Ancient expressions at Chimera

Jeff Hanks’ expertly crafted pottery and my canvas “Live Sea Scrolls” would seem to have little in common. Yet we both found that we are working in very old mediums which overlap in man’s history.

Jeff Hanks’ expertly crafted pottery and my canvas “Live Sea Scrolls” would seem to have little in common. Yet we both found that we are working in very old mediums which overlap in man’s history.

Pottery was used in very ancient human settlements.Some of the settlements, with hot pits used as firing kilns, are now dated over 6,000 years old.

Hanks’ upcoming show features saggar-fired pieces, a more recent version of the firing pit, using a large ceramic container. Ancient pots took on additional artistic characteristics as the artisans scribed them with writing symbols denoting contents or giving them religious power. Some of the African writing on pots or slabs predates even Egyptian hieroglyphics.

I became interested in very old writing systems when I discovered that the common belief that Africans never developed written language was totally untrue. They had many written languages, anthropologists have discovered. Often they are artfully constructed, beautiful and mysterious. I started using them in my canvas scrolls in the last couple years. I had already been using Japanese Kanji writing in my paper media paintings for years.

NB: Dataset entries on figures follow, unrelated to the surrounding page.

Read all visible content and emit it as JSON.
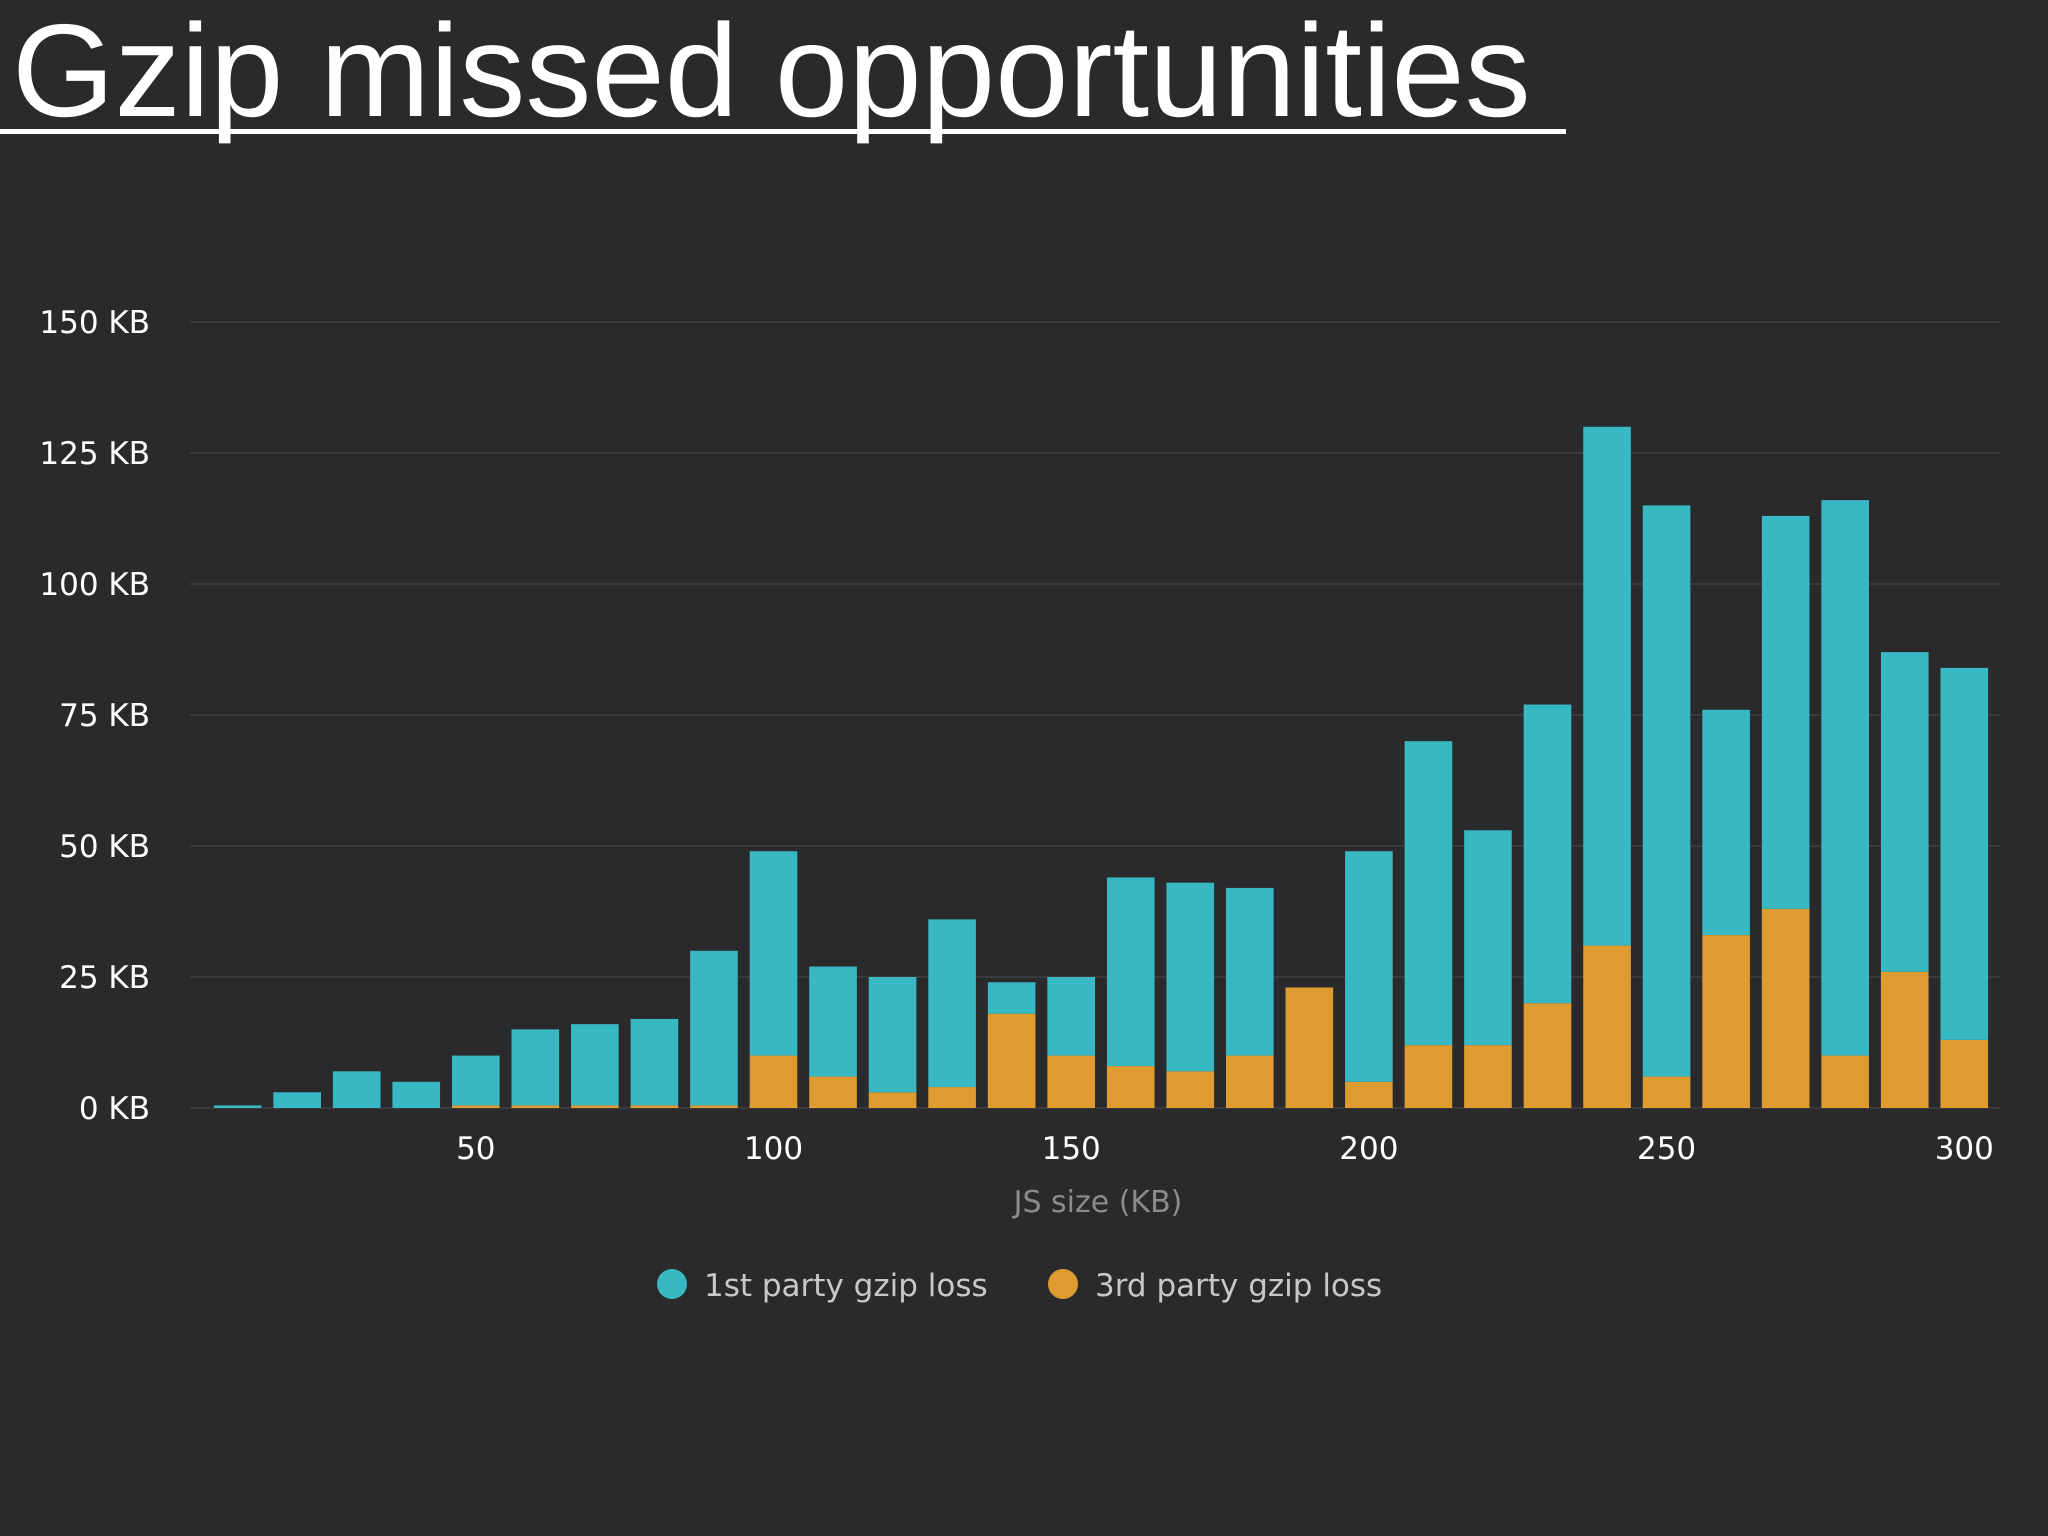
{
  "slide": {
    "title": "Gzip missed opportunities"
  },
  "colors": {
    "background": "#2a2a2c",
    "first_party": "#38b8c2",
    "third_party": "#de9b30",
    "gridline": "#3a3a3c",
    "axis_label": "#8b8b8d"
  },
  "chart_data": {
    "type": "bar",
    "stacked": true,
    "title": "",
    "xlabel": "JS size (KB)",
    "ylabel": "",
    "ylim": [
      0,
      150
    ],
    "y_ticks": [
      0,
      25,
      50,
      75,
      100,
      125,
      150
    ],
    "y_tick_labels": [
      "0 KB",
      "25 KB",
      "50 KB",
      "75 KB",
      "100 KB",
      "125 KB",
      "150 KB"
    ],
    "x_ticks": [
      50,
      100,
      150,
      200,
      250,
      300
    ],
    "x_tick_labels": [
      "50",
      "100",
      "150",
      "200",
      "250",
      "300"
    ],
    "xlim": [
      2,
      306
    ],
    "bin_width": 10,
    "x": [
      10,
      20,
      30,
      40,
      50,
      60,
      70,
      80,
      90,
      100,
      110,
      120,
      130,
      140,
      150,
      160,
      170,
      180,
      190,
      200,
      210,
      220,
      230,
      240,
      250,
      260,
      270,
      280,
      290,
      300
    ],
    "series": [
      {
        "name": "3rd party gzip loss",
        "color": "#de9b30",
        "values": [
          0,
          0,
          0,
          0,
          0.5,
          0.5,
          0.5,
          0.5,
          0.5,
          10,
          6,
          3,
          4,
          18,
          10,
          8,
          7,
          10,
          23,
          5,
          12,
          12,
          20,
          31,
          6,
          33,
          38,
          10,
          26,
          13
        ]
      },
      {
        "name": "1st party gzip loss",
        "color": "#38b8c2",
        "values": [
          0.5,
          3,
          7,
          5,
          9.5,
          14.5,
          15.5,
          16.5,
          29.5,
          39,
          21,
          22,
          32,
          6,
          15,
          36,
          36,
          32,
          0,
          44,
          58,
          41,
          57,
          99,
          109,
          43,
          75,
          106,
          61,
          71
        ]
      }
    ],
    "legend": {
      "position": "bottom-center",
      "entries": [
        {
          "label": "1st party gzip loss",
          "color": "#38b8c2"
        },
        {
          "label": "3rd party gzip loss",
          "color": "#de9b30"
        }
      ]
    }
  }
}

The scrolls themselves are an ancient medium, although the creators of the pre-B.C. Dead Sea scrolls used animal parchment or papyrus for their writing. Canvas was not used commonly until the early 1400s. I use raw cotton canvas, liking the untreated canvas effect with lots of barely controlled bleeding and unpredictable affects. Staining with tea gives it this old, atmospheric look. I’m not yet ready to prepare animal skins for painting, although obviously, they would last!

Potter Hanks has some high-quality Lopez clay he acquired recently, and passed some on to me to experiment with. The Lopez clay is gorgeous stuff, but I’ve learned great respect for Jeff’s handling of it after my multiple awkward attempts and small-scale disasters. Nevertheless, I’ll use some in at least two art pieces. Hanks intends to fire some pieces made of the local clay, which is also an ancient way of working. Potters often dug up their own clay, and still do in some parts of the world.

“There are some little stones in some of the Lopez clay,” says Hanks, “which may explode the pot in the saggar, or may show up as a nice texture on the outside.”

Another similarity between Jeff and I is that we both like the unpredictability of our processes The paint may bleed this way or that in the raw canvas, or the glazes may bleed one way or another. The saggar firing, at 1600 degrees, where salt or kelp is sometimes added during firing to the big container, will inevitably make fascinating salt-effect colors or patterns in Jeff’s pottery and is by nature unpredictable.

I feel that if everything were predicable, we might as well do engineering drawings or production wine bottles. It’s more possible pain, but more fun in this slightly crazy way.

My Island Boxes are also a bit crazy, some would agree. There, the materials and contents and hidden stories are no-holds-barred. But they have to be small, to fit in these little capsulated worlds. Art history is served, too: there were boxes with mysterious contents in King Tut’s tomb.

Our show runs at Chimera Gallery until Nov. 13. hours are 10 a.m. to 5 p.m., Thursday through Sunday.